交差エントロピー誤差は、機械学習モデルが出力した確率分布と正解データの確率分布との間の乖離を数値化する損失関数です。分類問題の学習において、モデルの予測精度を高めるための勾配降下法によるパラメータの更新に広く利用されています。
交差エントロピー誤差とは
一言でいうと、交差エントロピー誤差とは、正解と予測のズレを測るための評価基準であり、特に分類問題において正解ラベルに対する予測確率がどれだけ外れているかを定量的に評価する損失関数です。
詳しく解説
交差エントロピー誤差は、情報理論における交差エントロピーの概念を機械学習の損失関数に応用したものです。
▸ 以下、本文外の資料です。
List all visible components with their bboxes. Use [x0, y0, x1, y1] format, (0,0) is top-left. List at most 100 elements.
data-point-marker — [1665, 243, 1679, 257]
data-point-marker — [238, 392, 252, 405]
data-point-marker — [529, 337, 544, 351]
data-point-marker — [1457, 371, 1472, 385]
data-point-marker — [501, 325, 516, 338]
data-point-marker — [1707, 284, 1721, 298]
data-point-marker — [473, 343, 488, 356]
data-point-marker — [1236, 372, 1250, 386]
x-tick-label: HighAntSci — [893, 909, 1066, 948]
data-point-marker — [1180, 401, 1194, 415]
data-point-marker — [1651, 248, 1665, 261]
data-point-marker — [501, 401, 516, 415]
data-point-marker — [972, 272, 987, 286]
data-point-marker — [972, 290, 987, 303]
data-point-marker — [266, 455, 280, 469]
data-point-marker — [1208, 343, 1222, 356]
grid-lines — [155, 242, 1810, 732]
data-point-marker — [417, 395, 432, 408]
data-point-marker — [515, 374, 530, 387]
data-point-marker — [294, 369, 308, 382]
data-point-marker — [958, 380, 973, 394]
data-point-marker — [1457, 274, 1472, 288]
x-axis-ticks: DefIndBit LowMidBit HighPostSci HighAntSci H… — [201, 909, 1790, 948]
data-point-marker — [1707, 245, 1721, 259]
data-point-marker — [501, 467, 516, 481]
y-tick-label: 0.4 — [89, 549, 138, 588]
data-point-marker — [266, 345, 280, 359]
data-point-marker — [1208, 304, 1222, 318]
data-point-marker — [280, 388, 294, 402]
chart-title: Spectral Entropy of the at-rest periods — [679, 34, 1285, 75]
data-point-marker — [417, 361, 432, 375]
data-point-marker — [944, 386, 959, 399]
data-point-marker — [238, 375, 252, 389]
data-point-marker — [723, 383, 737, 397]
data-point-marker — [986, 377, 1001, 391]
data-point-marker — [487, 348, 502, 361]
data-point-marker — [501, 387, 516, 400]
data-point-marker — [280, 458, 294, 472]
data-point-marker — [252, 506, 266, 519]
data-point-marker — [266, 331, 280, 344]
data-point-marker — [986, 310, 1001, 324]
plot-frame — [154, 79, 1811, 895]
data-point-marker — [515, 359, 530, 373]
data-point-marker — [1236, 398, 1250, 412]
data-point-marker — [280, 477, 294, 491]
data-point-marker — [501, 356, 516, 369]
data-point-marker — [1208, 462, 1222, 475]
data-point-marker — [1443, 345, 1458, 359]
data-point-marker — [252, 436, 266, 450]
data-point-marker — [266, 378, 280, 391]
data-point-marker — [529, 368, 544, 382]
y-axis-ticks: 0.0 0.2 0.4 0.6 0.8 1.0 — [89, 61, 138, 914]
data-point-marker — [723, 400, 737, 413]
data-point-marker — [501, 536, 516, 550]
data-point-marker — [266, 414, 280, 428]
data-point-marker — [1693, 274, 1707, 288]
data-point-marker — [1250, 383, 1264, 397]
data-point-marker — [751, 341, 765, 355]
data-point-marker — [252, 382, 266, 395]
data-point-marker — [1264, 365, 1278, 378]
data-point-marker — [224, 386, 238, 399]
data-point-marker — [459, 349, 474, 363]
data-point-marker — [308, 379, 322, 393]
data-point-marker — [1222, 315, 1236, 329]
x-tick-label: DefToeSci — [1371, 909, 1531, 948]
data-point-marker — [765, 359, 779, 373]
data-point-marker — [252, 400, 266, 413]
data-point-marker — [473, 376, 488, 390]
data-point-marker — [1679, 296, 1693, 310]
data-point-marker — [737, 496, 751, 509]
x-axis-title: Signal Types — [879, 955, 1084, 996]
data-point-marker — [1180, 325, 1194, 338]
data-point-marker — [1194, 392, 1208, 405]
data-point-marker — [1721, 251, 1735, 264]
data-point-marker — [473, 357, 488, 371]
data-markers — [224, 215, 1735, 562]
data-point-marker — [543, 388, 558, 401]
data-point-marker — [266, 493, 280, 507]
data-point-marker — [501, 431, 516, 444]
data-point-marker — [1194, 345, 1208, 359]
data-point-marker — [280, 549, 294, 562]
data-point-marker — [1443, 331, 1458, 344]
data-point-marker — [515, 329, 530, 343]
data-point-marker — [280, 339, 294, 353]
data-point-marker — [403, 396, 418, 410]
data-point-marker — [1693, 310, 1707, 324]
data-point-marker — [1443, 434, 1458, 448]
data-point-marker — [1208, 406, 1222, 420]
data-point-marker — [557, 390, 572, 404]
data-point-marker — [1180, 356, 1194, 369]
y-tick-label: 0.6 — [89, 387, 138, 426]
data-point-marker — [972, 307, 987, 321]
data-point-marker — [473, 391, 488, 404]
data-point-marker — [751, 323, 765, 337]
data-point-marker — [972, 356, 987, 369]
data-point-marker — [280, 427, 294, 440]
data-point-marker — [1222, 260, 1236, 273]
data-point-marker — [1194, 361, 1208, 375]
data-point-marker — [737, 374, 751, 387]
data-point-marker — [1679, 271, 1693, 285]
ニューラルネットワークの出力層でソフトマックス関数などを用いて得られた確率分布と、ワンホット表現された正解ラベルの分布との違いを計算します。予測が正解から大きく外れるほど誤差の値が急激に大きくなるため、正解クラスの確率を1に、不正解クラスの確率を0に近づけるように重みパラメータを効率的に学習させることができます。勾配消失問題が起きにくいという特徴もあり、多クラス分類の標準的な選択肢となっています。
具体例・使われ方
画像認識において、入力された画像が「猫」「犬」「鳥」のどれであるかを判別するタスクを考えます。正解が「猫」である場合、ワンホット表現は[1, 0, 0]となります。モデルが予測した確率分布が[0.7, 0.2, 0.1]であれば、正解クラスに対する確率が不十分であるため交差エントロピー誤差の値は大きくなります。もし予測が[0.99, 0.01, 0.0]であれば、誤差は非常に小さくなります。このように、損失関数の値を最小化するようにパラメータが調整されます。
似た用語との違い
平均二乗誤差が主に数値を直接予測する回帰問題で使われるのに対し、交差エントロピー誤差は確率を予測する分類問題で用いられます。平均二乗誤差を分類問題に適用すると、正解か不正解かに関わらず予測値が外れた度合いに応じて勾配が緩やかになることがあり、学習効率が低下する原因となりますが、交差エントロピー誤差では適切な勾配が得られます。
注意点
交差エントロピー誤差を計算する際、モデルの出力確率が正確に0になると対数関数の計算で発散(無限大)を起こすため、実際の実装では微小な数値を足すなどの数値安定性のための工夫が必要です。また、あくまで確率的な出力と正解ラベルのズレを評価するものであり、出力された確率の絶対値がそのまま人間の直感的な確信度と一致するとは限らない点にも注意が必要です。